Log
- Editor: Cynthia Davidson
- Frequency: Triannual
- Publisher: Anyone Corporation
- Founded: 2003
- Based in: New York
- Language: English
- Website: https://www.anycorp.com/
- ISSN: 1547-4690

= Log (magazine) =

American architectural magazine

Log is an independent magazine on architecture and the contemporary city that has been published by the Anyone Corporation since 2003 and is edited by Cynthia Davidson.
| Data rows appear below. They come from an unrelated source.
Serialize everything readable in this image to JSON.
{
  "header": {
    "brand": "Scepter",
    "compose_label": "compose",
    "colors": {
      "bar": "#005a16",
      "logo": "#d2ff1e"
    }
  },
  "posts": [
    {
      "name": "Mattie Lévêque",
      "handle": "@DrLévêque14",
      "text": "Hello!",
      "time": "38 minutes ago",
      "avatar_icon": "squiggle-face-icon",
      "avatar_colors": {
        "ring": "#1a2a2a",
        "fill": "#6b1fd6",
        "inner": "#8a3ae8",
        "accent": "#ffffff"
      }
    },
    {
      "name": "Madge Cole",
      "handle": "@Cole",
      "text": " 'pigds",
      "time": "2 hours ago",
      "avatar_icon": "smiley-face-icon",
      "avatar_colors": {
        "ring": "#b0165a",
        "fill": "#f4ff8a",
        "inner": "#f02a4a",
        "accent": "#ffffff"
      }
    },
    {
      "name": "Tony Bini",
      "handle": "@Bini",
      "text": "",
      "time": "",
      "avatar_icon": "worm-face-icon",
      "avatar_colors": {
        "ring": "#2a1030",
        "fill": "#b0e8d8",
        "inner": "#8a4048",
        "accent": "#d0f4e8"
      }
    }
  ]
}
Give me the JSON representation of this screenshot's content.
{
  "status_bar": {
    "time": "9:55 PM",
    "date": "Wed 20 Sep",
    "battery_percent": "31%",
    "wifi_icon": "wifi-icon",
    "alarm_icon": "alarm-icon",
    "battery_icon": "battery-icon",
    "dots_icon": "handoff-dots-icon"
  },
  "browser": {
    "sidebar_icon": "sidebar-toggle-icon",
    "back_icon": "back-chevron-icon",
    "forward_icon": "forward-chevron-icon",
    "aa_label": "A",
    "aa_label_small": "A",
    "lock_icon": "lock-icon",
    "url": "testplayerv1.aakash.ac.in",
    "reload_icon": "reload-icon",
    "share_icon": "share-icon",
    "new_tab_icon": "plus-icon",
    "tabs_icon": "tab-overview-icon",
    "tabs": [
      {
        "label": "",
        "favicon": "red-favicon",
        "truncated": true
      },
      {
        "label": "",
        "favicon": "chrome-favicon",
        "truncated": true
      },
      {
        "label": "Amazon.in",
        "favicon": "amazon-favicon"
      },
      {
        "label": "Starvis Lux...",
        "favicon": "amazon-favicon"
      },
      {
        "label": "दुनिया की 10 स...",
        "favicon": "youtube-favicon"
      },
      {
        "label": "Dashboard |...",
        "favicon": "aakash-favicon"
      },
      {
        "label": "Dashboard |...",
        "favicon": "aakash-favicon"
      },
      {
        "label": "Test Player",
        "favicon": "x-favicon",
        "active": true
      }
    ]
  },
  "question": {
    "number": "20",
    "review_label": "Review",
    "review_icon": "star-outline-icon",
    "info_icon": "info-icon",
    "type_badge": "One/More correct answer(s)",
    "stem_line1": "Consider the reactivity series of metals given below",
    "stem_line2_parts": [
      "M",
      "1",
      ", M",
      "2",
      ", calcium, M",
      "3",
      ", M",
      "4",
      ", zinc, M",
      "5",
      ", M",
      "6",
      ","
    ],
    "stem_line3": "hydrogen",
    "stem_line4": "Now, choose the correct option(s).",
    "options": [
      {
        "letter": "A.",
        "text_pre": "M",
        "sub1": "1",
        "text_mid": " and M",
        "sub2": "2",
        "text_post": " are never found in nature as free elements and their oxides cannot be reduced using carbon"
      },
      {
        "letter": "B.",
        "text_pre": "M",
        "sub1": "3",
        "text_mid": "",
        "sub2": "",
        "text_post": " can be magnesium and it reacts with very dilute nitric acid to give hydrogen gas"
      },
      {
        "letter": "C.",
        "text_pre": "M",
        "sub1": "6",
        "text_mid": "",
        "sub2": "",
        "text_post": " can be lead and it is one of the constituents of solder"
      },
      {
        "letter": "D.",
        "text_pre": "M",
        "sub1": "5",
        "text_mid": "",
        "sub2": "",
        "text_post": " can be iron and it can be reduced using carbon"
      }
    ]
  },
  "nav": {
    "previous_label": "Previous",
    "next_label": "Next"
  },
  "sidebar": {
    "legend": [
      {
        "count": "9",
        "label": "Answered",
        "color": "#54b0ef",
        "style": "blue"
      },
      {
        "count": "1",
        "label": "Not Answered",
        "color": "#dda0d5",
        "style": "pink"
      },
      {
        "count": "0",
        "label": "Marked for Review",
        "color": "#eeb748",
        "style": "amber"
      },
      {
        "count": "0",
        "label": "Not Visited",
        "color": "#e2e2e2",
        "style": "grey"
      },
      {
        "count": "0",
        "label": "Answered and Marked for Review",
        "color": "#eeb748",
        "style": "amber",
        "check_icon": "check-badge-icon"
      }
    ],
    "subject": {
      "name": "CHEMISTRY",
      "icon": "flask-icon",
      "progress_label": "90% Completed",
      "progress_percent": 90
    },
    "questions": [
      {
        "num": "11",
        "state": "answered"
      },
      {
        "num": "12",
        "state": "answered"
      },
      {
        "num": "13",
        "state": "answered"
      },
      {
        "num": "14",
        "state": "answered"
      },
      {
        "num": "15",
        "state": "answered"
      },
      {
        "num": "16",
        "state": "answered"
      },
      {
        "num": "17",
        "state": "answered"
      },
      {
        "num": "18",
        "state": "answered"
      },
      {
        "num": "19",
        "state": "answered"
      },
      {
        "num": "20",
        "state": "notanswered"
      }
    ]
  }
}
The tagline for the magazine is "Observations on Architecture and the Contemporary City." The magazine is published three times a year, with general "open" issues punctuated by occasional thematic issues. It contains essays and articles by architectural and urban theorists and historians, curators, architects, and artists, including Pier Vittorio Aureli, Christophe Van Gerrewey, Mario Carpo, Patrik Schumacher, Preston Scott Cohen, K. Michael Hays, Sylvia Lavin, Paola Antonelli, Greg Lynn, Antoine Picon, François Roche, Anthony Vidler, Paul B. Preciado, Paul Virilio, Peter Eisenman, Reinhold Martin, Phyllis Lambert, Jeff Kipnis, Alejandro Zaera-Polo, Robert Somol, Daniel Sherer, and Hubert Damisch.